Anyway, I just signed up at last.fm. I created a profile, then a chart and then, after (let's just say) over an hour of copying and pasting HTML here and there, I finally have it showing up in my blog.

How long would that have taken my daughter? Really, I don't know but I'm guessing...less than one minute.

:-P

Gotta love being middle aged (a young middle aged mind you) and being obsessed with keeping up with the Internet Generation.

Tuesday, May 23, 2006

Sleeping In is for Sissies

At least that is what I am telling myself this afternoon. The last day of school. But I don't think that reverse psychology thing works too well on yourself. I'm not so sure it works on anyone actually. Especially on kids. They are way too smart to fall for hogwash like that.

Anyway, I'm writing about sleeping in, not reverse psychology. And I'm not writing about my kids this time. It's all about me. And sleeping.

So, summer is here. And I start a new job in less than two weeks. So for the first time in years, I won't plod through the blistering hot summer days alongside my kids. I won't wake up with one or two of them next to me in bed and offer to read books or tell them to stop tickling me because I want to sleep a little longer.

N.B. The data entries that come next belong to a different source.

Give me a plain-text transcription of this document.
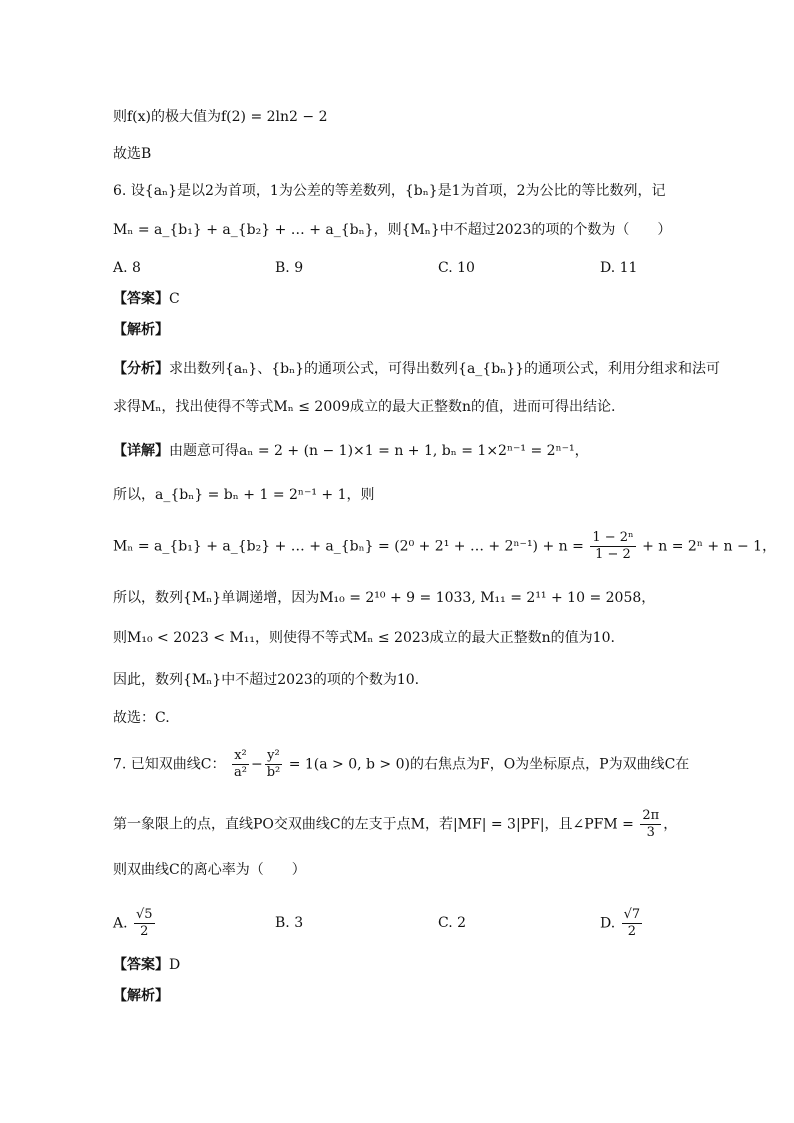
则f(x)的极大值为f(2) = 2ln2 − 2
故选B
6. 设{aₙ}是以2为首项，1为公差的等差数列，{bₙ}是1为首项，2为公比的等比数列，记
Mₙ = a_{b₁} + a_{b₂} + … + a_{bₙ}，则{Mₙ}中不超过2023的项的个数为（　　）
A. 8	B. 9	C. 10	D. 11
【答案】C
【解析】
【分析】求出数列{aₙ}、{bₙ}的通项公式，可得出数列{a_{bₙ}}的通项公式，利用分组求和法可
求得Mₙ，找出使得不等式Mₙ ≤ 2009成立的最大正整数n的值，进而可得出结论.
【详解】由题意可得aₙ = 2 + (n − 1)×1 = n + 1, bₙ = 1×2ⁿ⁻¹ = 2ⁿ⁻¹，
所以，a_{bₙ} = bₙ + 1 = 2ⁿ⁻¹ + 1，则
Mₙ = a_{b₁} + a_{b₂} + … + a_{bₙ} = (2⁰ + 2¹ + … + $2^{n-1}) + n = \frac{\text{1 − 2ⁿ}}{1 - 2} + n = 2^n + n - 1$，
所以，数列{Mₙ}单调递增，因为M₁₀ = 2¹⁰ + 9 = 1033, M₁₁ = 2¹¹ + 10 = 2058，
则M₁₀ < 2023 < M₁₁，则使得不等式Mₙ ≤ 2023成立的最大正整数n的值为10.
因此，数列{Mₙ}中不超过2023的项的个数为10.
故选：C.
7. 已知双曲线C： $\frac{\text{x²}}{\text{a²}} - \frac{\text{y²}}{\text{b²}} = 1(a > 0$, b > 0)的右焦点为F，O为坐标原点，P为双曲线C在
第一象限上的点，直线PO交双曲线C的左支于点M，若|MF| = 3|PF|，且∠PFM = $\frac{2\pi}{3}$ ，
则双曲线C的离心率为（　　）
A. $\frac{√5}{2}$	B. 3	C. 2	D. $\frac{√7}{2}$
【答案】D
【解析】
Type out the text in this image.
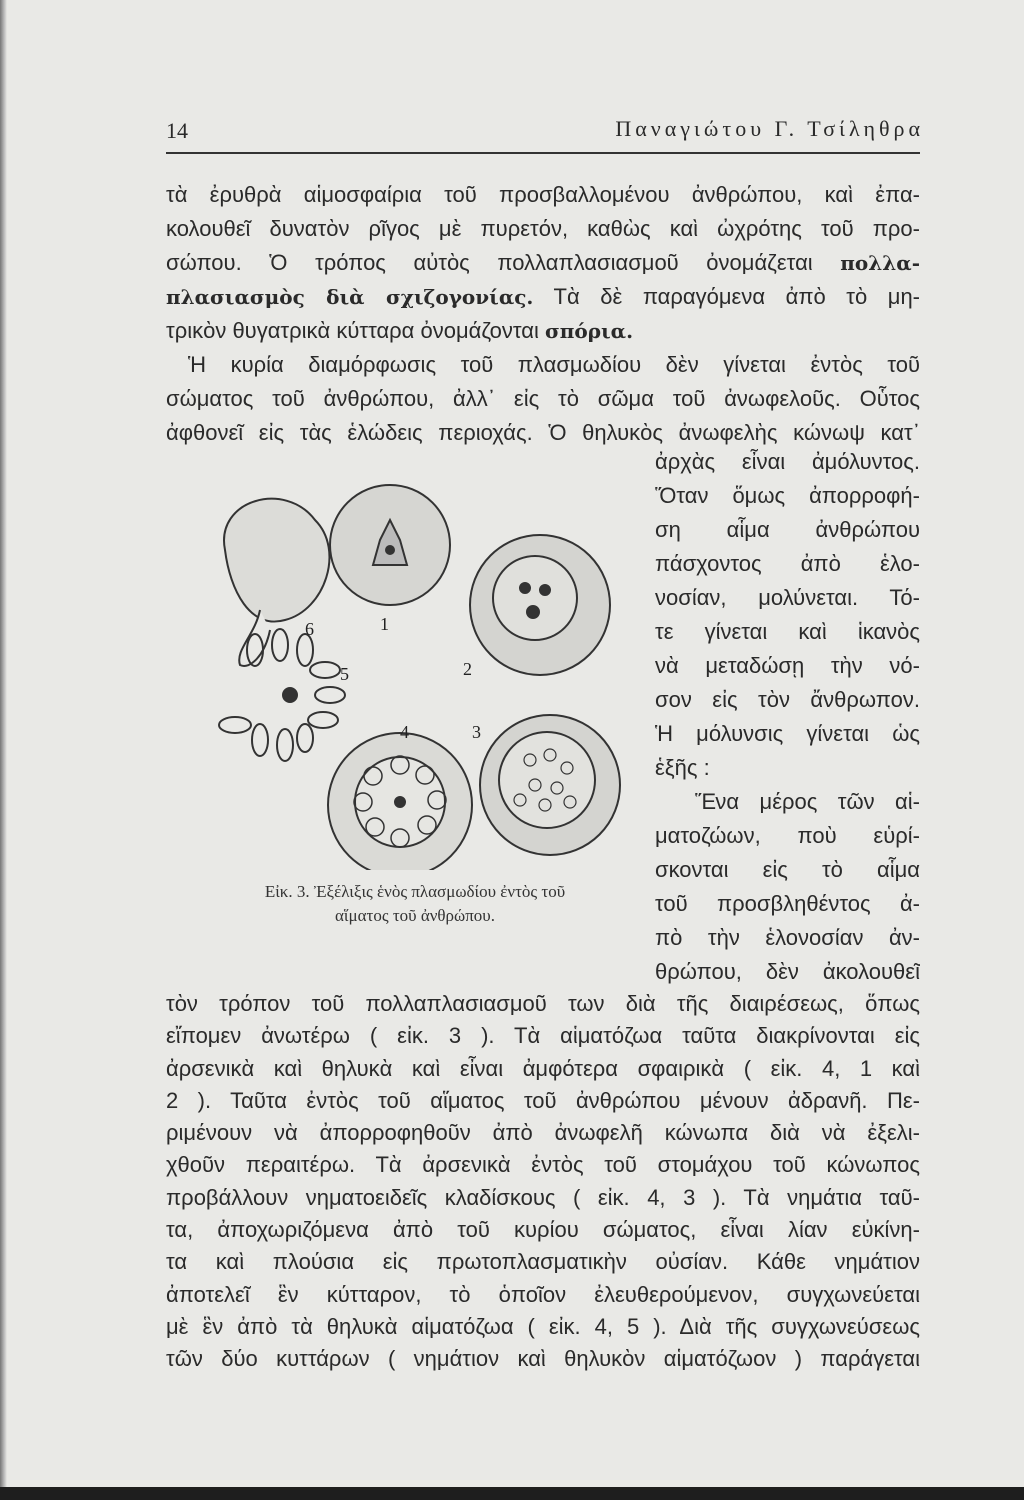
14	Παναγιώτου Γ. Τσίληθρα
τὰ ἐρυθρὰ αἱμοσφαίρια τοῦ προσβαλλομένου ἀνθρώπου, καὶ ἐπα-
κολουθεῖ δυνατὸν ρῖγος μὲ πυρετόν, καθὼς καὶ ὠχρότης τοῦ προ-
σώπου. Ὁ τρόπος αὐτὸς πολλαπλασιασμοῦ ὀνομάζεται πολλα-
πλασιασμὸς διὰ σχιζογονίας. Τὰ δὲ παραγόμενα ἀπὸ τὸ μη-
τρικὸν θυγατρικὰ κύτταρα ὀνομάζονται σπόρια.
Ἡ κυρία διαμόρφωσις τοῦ πλασμωδίου δὲν γίνεται ἐντὸς τοῦ
σώματος τοῦ ἀνθρώπου, ἀλλ᾽ εἰς τὸ σῶμα τοῦ ἀνωφελοῦς. Οὗτος
ἀφθονεῖ εἰς τὰς ἑλώδεις περιοχάς. Ὁ θηλυκὸς ἀνωφελὴς κώνωψ κατ᾽
ἀρχὰς εἶναι ἀμόλυντος.
Ὅταν ὅμως ἀπορροφή-
ση αἷμα ἀνθρώπου
πάσχοντος ἀπὸ ἑλο-
νοσίαν, μολύνεται. Τό-
τε γίνεται καὶ ἱκανὸς
νὰ μεταδώσῃ τὴν νό-
σον εἰς τὸν ἄνθρωπον.
Ἡ μόλυνσις γίνεται ὡς
ἑξῆς :
Ἕνα μέρος τῶν αἱ-
ματοζώων, ποὺ εὑρί-
σκονται εἰς τὸ αἷμα
τοῦ προσβληθέντος ἀ-
πὸ τὴν ἑλονοσίαν ἀν-
θρώπου, δὲν ἀκολουθεῖ
1
2
3
4
5
6
Εἰκ. 3. Ἐξέλιξις ἑνὸς πλασμωδίου ἐντὸς τοῦ
αἵματος τοῦ ἀνθρώπου.
τὸν τρόπον τοῦ πολλαπλασιασμοῦ των διὰ τῆς διαιρέσεως, ὅπως
εἴπομεν ἀνωτέρω ( εἰκ. 3 ). Τὰ αἱματόζωα ταῦτα διακρίνονται εἰς
ἀρσενικὰ καὶ θηλυκὰ καὶ εἶναι ἀμφότερα σφαιρικὰ ( εἰκ. 4, 1 καὶ
2 ). Ταῦτα ἐντὸς τοῦ αἵματος τοῦ ἀνθρώπου μένουν ἀδρανῆ. Πε-
ριμένουν νὰ ἀπορροφηθοῦν ἀπὸ ἀνωφελῆ κώνωπα διὰ νὰ ἐξελι-
χθοῦν περαιτέρω. Τὰ ἀρσενικὰ ἐντὸς τοῦ στομάχου τοῦ κώνωπος
προβάλλουν νηματοειδεῖς κλαδίσκους ( εἰκ. 4, 3 ). Τὰ νημάτια ταῦ-
τα, ἀποχωριζόμενα ἀπὸ τοῦ κυρίου σώματος, εἶναι λίαν εὐκίνη-
τα καὶ πλούσια εἰς πρωτοπλασματικὴν οὐσίαν. Κάθε νημάτιον
ἀποτελεῖ ἓν κύτταρον, τὸ ὁποῖον ἐλευθερούμενον, συγχωνεύεται
μὲ ἓν ἀπὸ τὰ θηλυκὰ αἱματόζωα ( εἰκ. 4, 5 ). Διὰ τῆς συγχωνεύσεως
τῶν δύο κυττάρων ( νημάτιον καὶ θηλυκὸν αἱματόζωον ) παράγεται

Nope, this summer I'll wake up at 6:00 a.m. and hit the snooze bar for 30 more minutes. I'll jump out of bed and shake the tangles out of my hair as I run to the playroom, put the dog on the leash and drag him through the yard saying, "Hurry up, Buddy. Hurry Up". This summer at 6:45 a.m. I'll pour my breakfast of Diet Coke, iron whatever I can find that is clean and take my typical extremely fast morning shower. That's the one where I usually end up with three or four cuts from extremely fast shaving. Which is why I avoid new razors like the plague. This summer at 7:45 a.m., I'll run through the house like a crazy woman picking up and swiffering before the babysitter shows up at 8:15. Hopefully I'll remember to feed the dog somewhere in the middle of all of that.

Will I miss driving my taxi around town all summer long on those blistering hot days? Will I miss being Cruise Director to a boat carrying hot, unhappy and whiney passengers on those same sweaty days? Not much. Okay, maybe a little.

I will, however, miss sleeping in. Tons. No more lazing around until 9:30. No more pulling my hair into a ponytail and slowly sipping my Diet Coke while reading and replying to emails with the sound effects of cartoons in the background. Boo Hoo.

So in an effort to deal, I adjusted my thinking. From this day forward, in my view of the world and its people, Sleeping In is for Sissies. (And for teenagers who are extremely brave and wornout from late nights of MTV watching). Being far from a teenager and absolutely being no sissy...no more sleeping in for me.

It's really that simple. Done deal. Probably won't even need that snooze bar now.

No, definitely not. I'll be well rested. Because aside from bringing to light the whole Sleeping/Sissy Philosophy I will be implementing another new personal custom I now refer to as "Napping is Noble".